What the defenders of a new federal government were essentially saying to the American people is this: “We understand that you are concerned about the potential threat to your freedom and well-being posed by this new government that the Constitution is calling into existence. Governments have done horrific things to their own people for ages. They have jailed them, tortured them, and executed them. They have taxed and regulated them and debauched their currency. But you need not be concerned because this government’s powers will be limited to those enumerated within the Constitution. Since the powers to do the horrific things that governments throughout history have done to people are not enumerated within the Constitution, they simply cannot be exercised.”
The American people finally went along with the deal, but only on one condition — that a Bill of Rights be added immediately after the Constitution was enacted, which would provide express restrictions on the power of the government to infringe upon people’s rights.
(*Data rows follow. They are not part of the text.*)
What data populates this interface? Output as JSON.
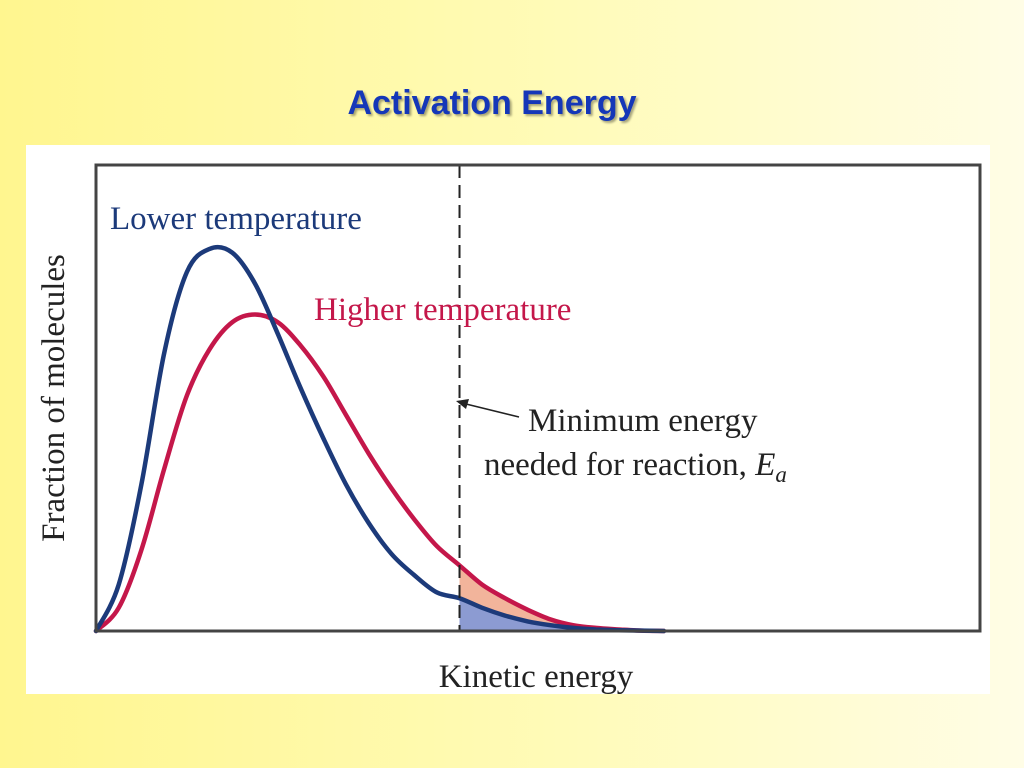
{
  "slide": {
    "title": "Activation Energy"
  },
  "chart_data": {
    "type": "line",
    "xlabel": "Kinetic energy",
    "ylabel": "Fraction of molecules",
    "threshold_marker": {
      "x": 3.2
    },
    "annotation": {
      "line1": "Minimum energy",
      "line2_prefix": "needed for reaction, ",
      "symbol": "E",
      "subscript": "a"
    },
    "series": [
      {
        "name": "Lower temperature",
        "color": "#1c3a7a",
        "shade_color": "#8c9bd2",
        "x": [
          0,
          0.2,
          0.4,
          0.6,
          0.8,
          1.0,
          1.2,
          1.4,
          1.6,
          1.8,
          2.0,
          2.2,
          2.4,
          2.6,
          2.8,
          3.0,
          3.2,
          3.4,
          3.6,
          3.8,
          4.0,
          4.2,
          4.4,
          4.6,
          4.8,
          5.0
        ],
        "y": [
          0,
          0.12,
          0.38,
          0.72,
          0.93,
          0.99,
          0.98,
          0.9,
          0.77,
          0.63,
          0.5,
          0.38,
          0.28,
          0.2,
          0.145,
          0.1,
          0.085,
          0.06,
          0.04,
          0.025,
          0.015,
          0.008,
          0.004,
          0.002,
          0.001,
          0
        ]
      },
      {
        "name": "Higher temperature",
        "color": "#c4174a",
        "shade_color": "#f2b49b",
        "x": [
          0,
          0.2,
          0.4,
          0.6,
          0.8,
          1.0,
          1.2,
          1.4,
          1.6,
          1.8,
          2.0,
          2.2,
          2.4,
          2.6,
          2.8,
          3.0,
          3.2,
          3.4,
          3.6,
          3.8,
          4.0,
          4.2,
          4.4,
          4.6,
          4.8,
          5.0
        ],
        "y": [
          0,
          0.06,
          0.21,
          0.42,
          0.61,
          0.73,
          0.8,
          0.82,
          0.8,
          0.74,
          0.66,
          0.56,
          0.46,
          0.37,
          0.29,
          0.22,
          0.17,
          0.12,
          0.085,
          0.055,
          0.03,
          0.015,
          0.008,
          0.004,
          0.001,
          0
        ]
      }
    ]
  }
}
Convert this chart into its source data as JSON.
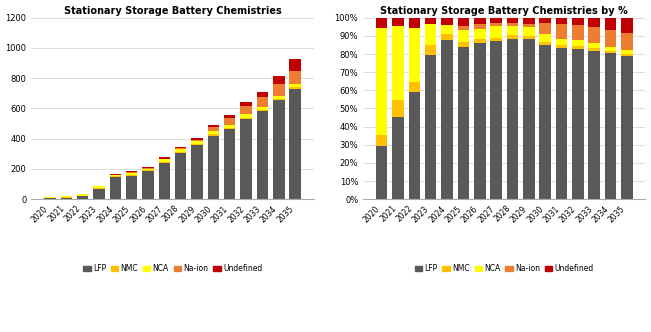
{
  "years": [
    "2020",
    "2021",
    "2022",
    "2023",
    "2024",
    "2025",
    "2026",
    "2027",
    "2028",
    "2029",
    "2030",
    "2031",
    "2032",
    "2033",
    "2034",
    "2035"
  ],
  "LFP": [
    5,
    10,
    20,
    70,
    145,
    155,
    185,
    240,
    305,
    355,
    420,
    465,
    530,
    580,
    655,
    730
  ],
  "NMC": [
    1,
    2,
    2,
    5,
    5,
    5,
    5,
    5,
    8,
    8,
    8,
    8,
    10,
    10,
    10,
    12
  ],
  "NCA": [
    10,
    9,
    10,
    10,
    8,
    12,
    12,
    18,
    18,
    20,
    20,
    20,
    20,
    20,
    20,
    20
  ],
  "Na-ion": [
    0,
    0,
    0,
    0,
    0,
    5,
    5,
    5,
    5,
    5,
    30,
    45,
    55,
    65,
    75,
    85
  ],
  "Undefined": [
    1,
    1,
    2,
    3,
    7,
    8,
    8,
    8,
    10,
    15,
    15,
    20,
    25,
    35,
    55,
    80
  ],
  "colors": {
    "LFP": "#595959",
    "NMC": "#ffc000",
    "NCA": "#ffff00",
    "Na-ion": "#ed7d31",
    "Undefined": "#c00000"
  },
  "title_left": "Stationary Storage Battery Chemistries",
  "title_right": "Stationary Storage Battery Chemistries by %",
  "legend_labels": [
    "LFP",
    "NMC",
    "NCA",
    "Na-ion",
    "Undefined"
  ],
  "ylim_left": [
    0,
    1200
  ],
  "yticks_left": [
    0,
    200,
    400,
    600,
    800,
    1000,
    1200
  ],
  "figsize": [
    6.51,
    3.32
  ],
  "dpi": 100
}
The defenders of the Constitution tried to convince people that such a bill was unnecessary since the power to infringe on people’s rights was not among the enumerated powers within the Constitution. The people responded that the enumerated powers doctrine was not sufficient. They demanded a Bill of Rights as a condition for approving the Constitution. They wanted to be sure that there was no misunderstanding as to what the federal government was not permitted to do.
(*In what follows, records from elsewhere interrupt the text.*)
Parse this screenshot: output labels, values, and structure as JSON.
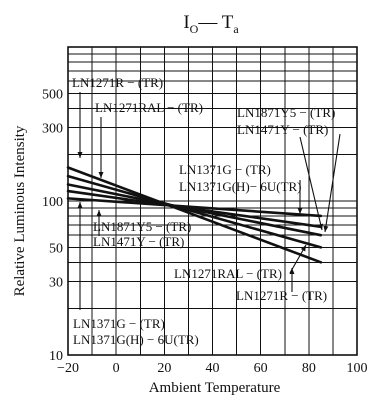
{
  "chart_data": {
    "type": "line",
    "title_main": "I",
    "title_sub": "O",
    "title_rest": "— T",
    "title_sub2": "a",
    "xlabel": "Ambient Temperature",
    "ylabel": "Relative Luminous Intensity",
    "xlim": [
      -20,
      100
    ],
    "ylim": [
      10,
      1000
    ],
    "yscale": "log",
    "grid": true,
    "x_ticks": [
      {
        "value": -20,
        "label": "−20"
      },
      {
        "value": 0,
        "label": "0"
      },
      {
        "value": 20,
        "label": "20"
      },
      {
        "value": 40,
        "label": "40"
      },
      {
        "value": 60,
        "label": "60"
      },
      {
        "value": 80,
        "label": "80"
      },
      {
        "value": 100,
        "label": "100"
      }
    ],
    "y_ticks": [
      {
        "value": 10,
        "label": "10"
      },
      {
        "value": 30,
        "label": "30"
      },
      {
        "value": 50,
        "label": "50"
      },
      {
        "value": 100,
        "label": "100"
      },
      {
        "value": 300,
        "label": "300"
      },
      {
        "value": 500,
        "label": "500"
      }
    ],
    "series": [
      {
        "x": [
          -20,
          85
        ],
        "y": [
          165,
          40
        ]
      },
      {
        "x": [
          -20,
          85
        ],
        "y": [
          145,
          50
        ]
      },
      {
        "x": [
          -20,
          85
        ],
        "y": [
          128,
          60
        ]
      },
      {
        "x": [
          -20,
          85
        ],
        "y": [
          116,
          68
        ]
      },
      {
        "x": [
          -20,
          85
        ],
        "y": [
          104,
          80
        ]
      }
    ],
    "annotations": [
      "LN1271R − (TR)",
      "LN1271RAL − (TR)",
      "LN1871Y5 − (TR)",
      "LN1471Y − (TR)",
      "LN1371G − (TR)",
      "LN1371G(H)− 6U(TR)",
      "LN1871Y5 − (TR)",
      "LN1471Y − (TR)",
      "LN1271RAL − (TR)",
      "LN1271R − (TR)",
      "LN1371G − (TR)",
      "LN1371G(H) − 6U(TR)"
    ]
  }
}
Carefully examine the First Amendment. Notice that it doesn’t give people such rights as freedom of speech, freedom of religion, and freedom of the press. Instead, it expressly prohibits Congress from infringing on such rights. That’s because, again, people were convinced that that is precisely what Congress would do given the right circumstances, such as a “crisis” or “emergency.” Obviously, the reason that people included Congress in the First Amendment is because they were convinced that Congress posed a severe threat to people’s freedom and well-being.
It’s the same thing with the Second Amendment. People knew that one of the things that governments inevitably do, especially during times of “crisis” or “emergency,” is confiscate people’s guns. The reason? To ensure that people cannot violently resist the horrific actions of government. Thus, even though the power to confiscate guns was not enumerated in the Constitution, the people wanted an express restriction on that power. They knew that without guns in the hands of the citizenry, the federal government would likely ignore the First Amendment and the entire Bill of Rights and the Constitution itself in the process of committing the horrific acts that governments throughout history had done to their own citizens.
The Fourth, Fifth, Sixth, and Eight Amendments were all designed to prevent the government from subjecting people to unreasonable searches, arbitrary arrests, indefinite detentions, torture, and punishment without due process of law and trial by jury. Why were those amendments included? Because our American ancestors were convinced that the federal government would end up doing these things to people even if the authority to do such things was not included within the enumerated powers of the Constitution. Thus, people demanded four separate amendments to expressly protect themselves from such acts at the hands of federal officials.
Unfortunately, Amar misses all of this. He thinks that the Constitution is a celebration of democracy, a word that isn’t even mentioned in the Constitution.
The Constitution and the Bill of Rights reflect the attempt by our American ancestors to protect themselves and succeeding generations of Americans from what they were convinced would prove to be the gravest threat to their freedom and well-being—their very own federal government.